MPLS uses two categories of label-based routers: label edge routers (LERs) and label switching routers (LSRs). An LSR is used in the core of an MPLS network and participates in the establishment of LSPs and high-speed switching of flows over existing LSPs. Notably many LSRs are implemented with high capacity ATM label-switching switch hardware as their core with a conventional router added to participate in the LSP establishment protocol and to perform routing functions for the residual traffic of a normal IP datagram nature (i.e., packet traffic that does not constitute significant flows per se to warrant establishment of an LSP). The LER supports access to the MPLS core network. Edge routers are classified as either ingress or egress. An MPLS ingress router performs the initial routing lookup and LSP assignment for launching the packets into the fabric of logical pipes through the MPLS core.

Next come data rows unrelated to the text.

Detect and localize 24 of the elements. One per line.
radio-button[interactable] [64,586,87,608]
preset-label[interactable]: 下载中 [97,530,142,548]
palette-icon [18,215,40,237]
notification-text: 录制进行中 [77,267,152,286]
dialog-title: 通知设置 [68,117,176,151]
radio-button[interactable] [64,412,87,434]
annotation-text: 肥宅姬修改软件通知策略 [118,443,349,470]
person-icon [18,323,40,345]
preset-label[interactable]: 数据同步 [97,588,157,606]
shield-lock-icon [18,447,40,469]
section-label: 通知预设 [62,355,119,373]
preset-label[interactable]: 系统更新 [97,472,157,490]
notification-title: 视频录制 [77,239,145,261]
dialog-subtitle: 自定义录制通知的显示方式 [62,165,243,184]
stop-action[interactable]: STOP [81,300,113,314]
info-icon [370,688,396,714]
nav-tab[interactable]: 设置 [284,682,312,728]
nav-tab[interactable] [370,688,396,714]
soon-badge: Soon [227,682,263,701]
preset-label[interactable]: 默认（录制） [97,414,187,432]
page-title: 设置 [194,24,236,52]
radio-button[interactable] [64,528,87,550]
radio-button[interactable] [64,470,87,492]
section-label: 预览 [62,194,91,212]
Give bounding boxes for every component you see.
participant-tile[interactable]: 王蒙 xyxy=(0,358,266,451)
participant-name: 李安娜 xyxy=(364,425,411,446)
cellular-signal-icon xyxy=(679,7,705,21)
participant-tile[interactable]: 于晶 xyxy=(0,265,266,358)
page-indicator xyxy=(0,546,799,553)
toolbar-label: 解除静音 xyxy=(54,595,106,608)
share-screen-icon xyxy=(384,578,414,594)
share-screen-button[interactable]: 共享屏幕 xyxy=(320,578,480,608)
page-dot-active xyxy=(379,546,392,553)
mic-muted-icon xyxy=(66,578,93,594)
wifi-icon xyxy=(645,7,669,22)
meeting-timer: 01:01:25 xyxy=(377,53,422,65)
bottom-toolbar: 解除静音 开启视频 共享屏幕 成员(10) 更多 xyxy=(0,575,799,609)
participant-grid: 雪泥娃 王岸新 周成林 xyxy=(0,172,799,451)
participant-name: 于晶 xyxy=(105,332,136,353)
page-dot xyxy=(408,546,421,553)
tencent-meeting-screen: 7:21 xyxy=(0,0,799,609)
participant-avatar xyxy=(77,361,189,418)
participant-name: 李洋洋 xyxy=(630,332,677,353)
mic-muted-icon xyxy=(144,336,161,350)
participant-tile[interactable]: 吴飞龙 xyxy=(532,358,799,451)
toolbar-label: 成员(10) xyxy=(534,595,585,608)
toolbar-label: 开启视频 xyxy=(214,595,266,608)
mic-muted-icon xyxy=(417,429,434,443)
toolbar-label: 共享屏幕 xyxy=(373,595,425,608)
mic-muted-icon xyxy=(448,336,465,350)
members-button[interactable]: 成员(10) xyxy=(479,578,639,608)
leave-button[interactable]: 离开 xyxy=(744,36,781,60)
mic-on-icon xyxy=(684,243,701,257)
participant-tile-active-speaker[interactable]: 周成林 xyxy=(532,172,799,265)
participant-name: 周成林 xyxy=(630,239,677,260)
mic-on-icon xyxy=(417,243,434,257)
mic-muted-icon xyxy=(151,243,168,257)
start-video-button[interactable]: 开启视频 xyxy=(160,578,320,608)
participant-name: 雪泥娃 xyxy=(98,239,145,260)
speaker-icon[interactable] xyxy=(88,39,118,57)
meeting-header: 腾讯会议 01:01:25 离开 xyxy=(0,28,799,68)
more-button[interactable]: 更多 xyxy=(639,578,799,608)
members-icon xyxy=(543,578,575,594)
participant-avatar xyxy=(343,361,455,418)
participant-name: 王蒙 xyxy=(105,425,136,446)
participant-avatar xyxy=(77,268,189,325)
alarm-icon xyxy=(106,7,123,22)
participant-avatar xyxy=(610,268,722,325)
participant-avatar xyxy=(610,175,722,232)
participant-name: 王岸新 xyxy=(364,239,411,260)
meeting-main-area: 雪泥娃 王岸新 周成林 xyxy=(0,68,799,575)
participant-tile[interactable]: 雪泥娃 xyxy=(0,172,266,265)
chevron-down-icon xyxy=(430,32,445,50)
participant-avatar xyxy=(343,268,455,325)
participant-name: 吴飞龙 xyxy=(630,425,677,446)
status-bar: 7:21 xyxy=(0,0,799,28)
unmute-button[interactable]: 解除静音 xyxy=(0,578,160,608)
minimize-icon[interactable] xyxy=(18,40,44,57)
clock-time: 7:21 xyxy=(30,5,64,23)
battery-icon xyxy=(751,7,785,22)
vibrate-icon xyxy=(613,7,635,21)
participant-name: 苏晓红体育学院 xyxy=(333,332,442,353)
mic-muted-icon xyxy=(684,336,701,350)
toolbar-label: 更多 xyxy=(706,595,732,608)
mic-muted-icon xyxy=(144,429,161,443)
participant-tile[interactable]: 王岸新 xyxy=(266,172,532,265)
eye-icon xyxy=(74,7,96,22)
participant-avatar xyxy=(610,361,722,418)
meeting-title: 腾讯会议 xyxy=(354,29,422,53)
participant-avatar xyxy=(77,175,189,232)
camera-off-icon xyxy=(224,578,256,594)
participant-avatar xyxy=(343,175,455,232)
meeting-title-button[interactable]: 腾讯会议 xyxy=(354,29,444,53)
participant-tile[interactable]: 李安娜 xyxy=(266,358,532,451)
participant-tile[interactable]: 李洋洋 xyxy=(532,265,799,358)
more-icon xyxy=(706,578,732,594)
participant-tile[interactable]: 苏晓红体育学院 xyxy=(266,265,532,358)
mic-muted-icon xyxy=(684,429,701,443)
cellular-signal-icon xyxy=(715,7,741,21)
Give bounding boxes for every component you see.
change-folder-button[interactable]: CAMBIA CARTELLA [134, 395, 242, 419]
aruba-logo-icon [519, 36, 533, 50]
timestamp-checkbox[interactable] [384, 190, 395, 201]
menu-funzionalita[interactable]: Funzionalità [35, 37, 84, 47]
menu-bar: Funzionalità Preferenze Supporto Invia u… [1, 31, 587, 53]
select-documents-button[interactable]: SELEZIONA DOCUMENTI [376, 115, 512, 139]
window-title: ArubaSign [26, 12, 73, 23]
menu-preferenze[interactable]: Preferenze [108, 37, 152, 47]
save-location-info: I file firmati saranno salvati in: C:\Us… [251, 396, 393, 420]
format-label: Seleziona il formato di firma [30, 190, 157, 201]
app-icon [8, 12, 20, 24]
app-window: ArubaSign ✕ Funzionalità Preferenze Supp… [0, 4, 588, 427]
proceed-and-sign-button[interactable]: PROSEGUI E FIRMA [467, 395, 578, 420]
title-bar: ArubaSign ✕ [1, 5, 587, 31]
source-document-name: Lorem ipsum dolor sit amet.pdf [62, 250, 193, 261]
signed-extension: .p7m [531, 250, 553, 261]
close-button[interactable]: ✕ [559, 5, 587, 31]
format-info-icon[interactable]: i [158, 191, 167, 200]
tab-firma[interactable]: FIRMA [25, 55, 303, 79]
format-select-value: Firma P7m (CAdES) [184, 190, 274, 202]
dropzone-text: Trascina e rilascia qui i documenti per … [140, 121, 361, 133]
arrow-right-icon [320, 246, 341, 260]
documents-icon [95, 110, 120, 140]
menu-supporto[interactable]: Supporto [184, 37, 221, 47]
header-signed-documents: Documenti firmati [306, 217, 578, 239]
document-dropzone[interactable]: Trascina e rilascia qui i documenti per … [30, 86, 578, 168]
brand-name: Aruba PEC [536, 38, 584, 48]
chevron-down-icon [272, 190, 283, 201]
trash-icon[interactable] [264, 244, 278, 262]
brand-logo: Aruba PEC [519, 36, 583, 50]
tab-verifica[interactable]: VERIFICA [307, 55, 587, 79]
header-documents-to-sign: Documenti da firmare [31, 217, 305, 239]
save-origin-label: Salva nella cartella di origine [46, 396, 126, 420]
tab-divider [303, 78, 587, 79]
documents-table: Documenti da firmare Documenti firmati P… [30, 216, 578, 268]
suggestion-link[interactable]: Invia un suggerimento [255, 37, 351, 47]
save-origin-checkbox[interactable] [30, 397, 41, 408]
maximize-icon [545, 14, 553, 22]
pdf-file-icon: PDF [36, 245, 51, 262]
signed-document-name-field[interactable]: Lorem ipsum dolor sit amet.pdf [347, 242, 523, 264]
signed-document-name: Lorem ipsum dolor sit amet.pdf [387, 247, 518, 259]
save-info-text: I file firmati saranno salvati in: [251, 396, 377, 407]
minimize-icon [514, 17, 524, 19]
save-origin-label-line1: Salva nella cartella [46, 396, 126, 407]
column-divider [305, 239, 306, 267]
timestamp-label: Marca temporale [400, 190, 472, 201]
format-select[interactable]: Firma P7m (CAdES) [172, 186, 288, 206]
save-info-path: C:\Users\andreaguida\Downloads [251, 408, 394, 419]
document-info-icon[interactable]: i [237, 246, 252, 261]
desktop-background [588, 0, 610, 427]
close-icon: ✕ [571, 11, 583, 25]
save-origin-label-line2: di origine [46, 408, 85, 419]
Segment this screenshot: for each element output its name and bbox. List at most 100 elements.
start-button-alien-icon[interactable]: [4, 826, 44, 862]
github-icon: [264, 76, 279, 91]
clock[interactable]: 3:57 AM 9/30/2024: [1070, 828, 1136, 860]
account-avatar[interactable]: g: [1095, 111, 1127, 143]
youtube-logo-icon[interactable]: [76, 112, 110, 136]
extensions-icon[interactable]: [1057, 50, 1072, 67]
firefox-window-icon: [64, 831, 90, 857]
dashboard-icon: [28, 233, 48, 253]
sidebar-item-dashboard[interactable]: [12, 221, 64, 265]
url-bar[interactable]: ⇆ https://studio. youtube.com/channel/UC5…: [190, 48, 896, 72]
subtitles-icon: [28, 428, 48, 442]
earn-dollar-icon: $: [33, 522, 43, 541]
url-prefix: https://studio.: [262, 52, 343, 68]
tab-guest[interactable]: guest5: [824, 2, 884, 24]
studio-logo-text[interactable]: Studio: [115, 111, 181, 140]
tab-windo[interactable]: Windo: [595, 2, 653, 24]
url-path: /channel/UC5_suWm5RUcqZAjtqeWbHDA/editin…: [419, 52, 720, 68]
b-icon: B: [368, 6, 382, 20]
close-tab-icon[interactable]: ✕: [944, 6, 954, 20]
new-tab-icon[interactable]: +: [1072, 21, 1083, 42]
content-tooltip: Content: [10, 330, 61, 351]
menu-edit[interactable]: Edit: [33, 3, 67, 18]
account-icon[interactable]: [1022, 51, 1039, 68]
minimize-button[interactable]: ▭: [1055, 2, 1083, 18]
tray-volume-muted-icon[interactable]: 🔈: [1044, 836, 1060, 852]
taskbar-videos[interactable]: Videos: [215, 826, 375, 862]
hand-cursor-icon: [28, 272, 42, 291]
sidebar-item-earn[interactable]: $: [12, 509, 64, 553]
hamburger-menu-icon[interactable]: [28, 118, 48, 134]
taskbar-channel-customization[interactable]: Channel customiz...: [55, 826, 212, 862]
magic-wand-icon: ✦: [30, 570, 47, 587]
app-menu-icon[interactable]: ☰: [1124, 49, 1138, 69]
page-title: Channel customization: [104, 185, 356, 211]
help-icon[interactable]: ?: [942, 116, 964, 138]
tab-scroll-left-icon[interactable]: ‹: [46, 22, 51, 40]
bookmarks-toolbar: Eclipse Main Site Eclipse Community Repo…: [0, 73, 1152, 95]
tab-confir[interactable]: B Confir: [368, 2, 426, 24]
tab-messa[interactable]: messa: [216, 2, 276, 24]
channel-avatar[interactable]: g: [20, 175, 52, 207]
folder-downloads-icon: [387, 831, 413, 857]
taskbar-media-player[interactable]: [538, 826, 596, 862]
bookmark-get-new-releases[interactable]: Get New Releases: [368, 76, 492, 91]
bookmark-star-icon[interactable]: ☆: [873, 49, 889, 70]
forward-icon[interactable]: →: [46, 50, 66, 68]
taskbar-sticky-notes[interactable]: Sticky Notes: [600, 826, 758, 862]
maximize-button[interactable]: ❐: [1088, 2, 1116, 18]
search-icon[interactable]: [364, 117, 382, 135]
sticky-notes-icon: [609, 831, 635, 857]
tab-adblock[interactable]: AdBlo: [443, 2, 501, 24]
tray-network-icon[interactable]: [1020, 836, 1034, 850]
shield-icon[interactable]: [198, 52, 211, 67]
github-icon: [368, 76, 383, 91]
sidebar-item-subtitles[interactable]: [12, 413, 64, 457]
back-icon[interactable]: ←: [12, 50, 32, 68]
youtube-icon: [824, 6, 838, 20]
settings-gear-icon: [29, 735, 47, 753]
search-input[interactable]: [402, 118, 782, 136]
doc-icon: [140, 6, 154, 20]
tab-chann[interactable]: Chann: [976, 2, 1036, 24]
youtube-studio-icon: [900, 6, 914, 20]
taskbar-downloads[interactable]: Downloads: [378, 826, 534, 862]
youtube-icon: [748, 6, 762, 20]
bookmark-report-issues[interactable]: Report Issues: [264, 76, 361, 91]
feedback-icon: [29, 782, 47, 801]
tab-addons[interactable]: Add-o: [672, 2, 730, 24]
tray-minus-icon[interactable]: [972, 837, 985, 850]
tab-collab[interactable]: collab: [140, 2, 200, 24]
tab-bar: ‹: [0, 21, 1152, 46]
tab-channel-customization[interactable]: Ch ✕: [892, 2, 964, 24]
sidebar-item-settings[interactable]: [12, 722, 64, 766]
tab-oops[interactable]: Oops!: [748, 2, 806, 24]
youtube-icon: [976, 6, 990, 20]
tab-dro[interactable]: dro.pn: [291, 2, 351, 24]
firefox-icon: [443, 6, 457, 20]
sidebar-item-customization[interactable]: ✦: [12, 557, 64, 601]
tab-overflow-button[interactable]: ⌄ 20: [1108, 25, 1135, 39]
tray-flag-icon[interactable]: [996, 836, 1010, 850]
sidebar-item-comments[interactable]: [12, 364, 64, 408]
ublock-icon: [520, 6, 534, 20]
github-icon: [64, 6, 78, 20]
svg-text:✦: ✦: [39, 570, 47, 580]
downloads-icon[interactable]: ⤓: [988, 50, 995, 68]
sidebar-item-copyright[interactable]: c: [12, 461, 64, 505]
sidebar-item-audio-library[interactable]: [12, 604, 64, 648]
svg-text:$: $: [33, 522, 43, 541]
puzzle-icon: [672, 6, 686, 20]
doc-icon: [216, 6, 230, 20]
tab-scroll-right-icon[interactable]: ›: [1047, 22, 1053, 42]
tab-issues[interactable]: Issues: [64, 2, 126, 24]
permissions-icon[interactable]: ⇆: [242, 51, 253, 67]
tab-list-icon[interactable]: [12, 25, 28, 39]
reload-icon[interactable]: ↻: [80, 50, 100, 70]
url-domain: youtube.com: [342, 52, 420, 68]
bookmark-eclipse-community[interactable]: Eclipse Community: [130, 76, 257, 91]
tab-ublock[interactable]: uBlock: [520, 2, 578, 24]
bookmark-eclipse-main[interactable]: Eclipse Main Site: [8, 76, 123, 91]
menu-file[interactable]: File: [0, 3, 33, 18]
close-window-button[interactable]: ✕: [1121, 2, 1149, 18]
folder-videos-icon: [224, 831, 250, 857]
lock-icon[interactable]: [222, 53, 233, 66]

The egress LER removes labels and performs a further routing table lookup to continue the packet on its way under conventional routing. LERs can have many types of access interface (frame relay, ATM, Ethernet for example).

MPLS allows a packet flow to be fully "routed" only once, at the entry to an IP network, and thereafter label-switched all the way to its egress router. Aside from the fact that the packet flows remain asynchronous and statistically multiplexed, in all logical regards, once the IP packets for that destination are encapsulated with a label and put in the appropriate outgoing queue from the egress node, it is like they have been dropped into a dedicated pipe or tunnel direct to the destination. The train of switching relationships written in the

label-swapping tables en route creates a hard-wired sequence of relays that is fully amenable to hardware implementation at each node, and referred to as a Label Switched Path (LSP). This improves router network throughput and delay performance compared to routing every packet at every node en route based on its ultimate destination IP address.

In assigning IP packets to LSPs, an LER makes use of the concept of forwarding equivalence. A Forwarding Equivalence Class (FEC) is a set of IP destination addresses that, from the standpoint of the given entry node all share the same local routing decision. In conventional IP forwarding, each router needs to maintain FEC tables to indicate for each output port the set of IP destination addresses that should be sent out that port. In MPLS the FEC tables need be kept only at LERs and record for each IP address what LSP to put it on (i.e., what initial label and outgoing port to assign it to). FECs at the LERs are based on class of service requirements and on IP address. The table at the LER that lists the initial label, and outgoing port for each FEC is called its label information base (LIB).

For more detailed background on MPLS the book by Davie and Reckhter [DaRe00], and references therein, are suggested. The relevance here is twofold. In Chapter 2 we see how MPLS is extended into Generalized MPLS (GMPLS), with applications in the automatic

provisioning of service paths through a transport network at any level such as DS-1 through to whole lightpaths. As with ATM, MPLS is also a transport technique that involves circuit-oriented logical constructs for the transport of stochastic packet flows, and hence is also amenable to the controlled oversubscription design strategy of Chapter 7.